Understanding the electron configuration of an atom is essential for figuring out its magnetic properties. Electron configuration describes how electrons are distributed in an atom's orbital shells. For an atom like nickel (\(\text{Ni}\), with an atomic number of 28), its neutral state electron configuration is \([\text{Ar}] 4s^2 3d^8\). This means that after filling the inner shells (similar to the noble gas argon), nickel has two electrons in the 4s orbital and eight electrons in the 3d orbital.
However, when nickel becomes a Ni\(^{2+}\) ion, it loses two electrons. Typically, electrons are removed from the outermost shell first, which in this case is the 4s orbital. Consequently, the electron configuration for Ni\(^{2+}\) is \([\text{Ar}] 3d^8\). This focuses our analysis on the 3d orbital, where we need to determine electron pairing.

Once we have the electron configuration for Ni\(^{2+}\), the next step is to consider how electrons are arranged in the 3d subshell. This subshell can hold a maximum of 10 electrons but in Ni\(^{2+}\), it occupies 8. According to Hund's Rule, electrons will fill a set of degenerate orbitals one at a time, with parallel spins, to minimize electron repulsion. This results in maximizing the number of unpaired electrons.
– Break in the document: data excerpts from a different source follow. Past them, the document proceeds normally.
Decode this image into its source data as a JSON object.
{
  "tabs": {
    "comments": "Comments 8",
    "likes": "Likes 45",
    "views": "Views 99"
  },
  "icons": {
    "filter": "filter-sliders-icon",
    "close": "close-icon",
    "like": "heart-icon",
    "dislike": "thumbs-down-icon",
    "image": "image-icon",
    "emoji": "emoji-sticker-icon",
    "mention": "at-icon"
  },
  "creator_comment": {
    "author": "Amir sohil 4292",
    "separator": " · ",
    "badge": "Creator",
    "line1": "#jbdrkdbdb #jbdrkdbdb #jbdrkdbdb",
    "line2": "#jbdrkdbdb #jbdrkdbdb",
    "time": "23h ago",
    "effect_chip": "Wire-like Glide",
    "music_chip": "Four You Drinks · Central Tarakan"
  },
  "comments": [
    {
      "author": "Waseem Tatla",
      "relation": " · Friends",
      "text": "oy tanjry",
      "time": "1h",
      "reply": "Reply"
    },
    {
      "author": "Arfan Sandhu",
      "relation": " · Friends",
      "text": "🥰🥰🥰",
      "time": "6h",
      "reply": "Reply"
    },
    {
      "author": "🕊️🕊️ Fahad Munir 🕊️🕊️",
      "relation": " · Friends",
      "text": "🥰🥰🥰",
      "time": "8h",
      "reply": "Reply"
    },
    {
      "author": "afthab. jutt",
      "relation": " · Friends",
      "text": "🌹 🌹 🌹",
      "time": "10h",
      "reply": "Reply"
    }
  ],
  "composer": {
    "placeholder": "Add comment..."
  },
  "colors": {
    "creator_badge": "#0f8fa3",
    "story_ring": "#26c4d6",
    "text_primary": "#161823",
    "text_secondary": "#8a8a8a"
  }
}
For the Ni\(^{2+}\) ion with the configuration \([\text{Ar}] 3d^8\), the electrons are distributed to fill five d-orbitals. Generally, this leads to two unpaired electrons because the other six electrons will pair up. This is an essential step as the unpaired electrons determine the net magnetic moment.

The magnetic moment of a transition metal complex can often be assessed using the spin-only formula. This formula relates directly to the number of unpaired electrons (\(n\)) in the d-block element's configuration. The spin-only magnetic moment (\(\mu_{\text{spin}}\)) is calculated using the equation:
\[\mu_{\text{spin}} = \sqrt{n(n+2)}\]
This equation relies solely on the number of unpaired electrons without considering orbital contribution, making it a common approach for first-row transition metals like nickel. Substituting \(n = 2\) in the formula, we get:
\[\mu_{\text{spin}} = \sqrt{2(2+2)} = \sqrt{8} \approx 2.83\]
Hence, the calculated magnetic moment for the Ni\(^{2+}\) ion closely matches the experimentally observed value, aligning with option (a), \(2.84\). This confirms that using the number of unpaired electrons provides a good estimation of the magnetic properties in transition metals.